KOCHER: It primarily is a security concern. There is a legitimate use for it in testing products, both in the design process as well as in the certification process. The tools we make we only sell to legitimate organizations such as testing labs. There is no legitimate reason for the man on the street to be able to do this. The bad guys already know how to do this. It's cheap, it's noninvasive, you can do it with a few thousand dollars' worth of equipment, so there is nothing keeping them from doing it, but the good guys often don't know how to build devices adequately or test them, so it is important to get this capability into the hands of people building the products.

GCN: What is timing analysis?

KOCHER: It is a somewhat related kind of attack, in which instead of measuring power consumption you measure how long it takes a device to do a computation. If you send millions of different messages to a server and look at how its response times vary depending on what you put into the messages, you can learn something about the computations being done. If it is not properly protected, you can figure out what its keys are. That kind of attack is practical to mount over a computer network, but it is easier to protect against by making sure that your response times don't vary.

GCN: Do government standards such as the Federal Information Processing Standards adequately address these techniques?

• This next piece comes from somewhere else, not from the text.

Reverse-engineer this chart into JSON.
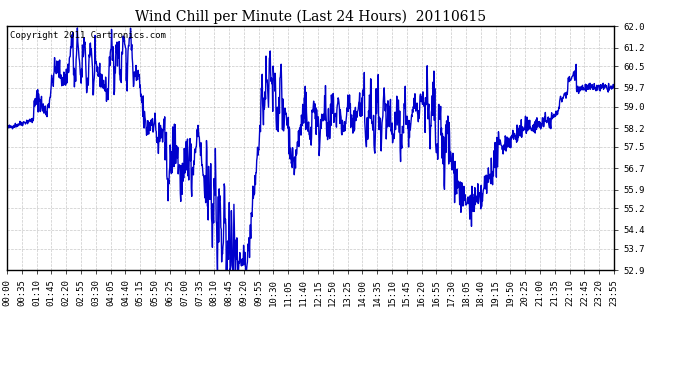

KOCHER: The U.S. standards that are in effect now do not require any protection at all. In the FIPS 140-2 standard, it is an optional element, but it is not required and vendors haven't been spending very much effort putting in protection. The vast number of devices being used by the government in nonclassified systems are trivially breakable with these techniques. There is a new FIPS 140-3 standard being finalized now, and that will require countermeasures to power-analysis attacks.

In contrast, European standards have required countermeasures for quite a long time. For products being certified under the European Common Criteria, power analysis is the primary thing they are being tested for. So if you are buying products that have been certified under the Common Criteria regime, you will have products that have been well-tested.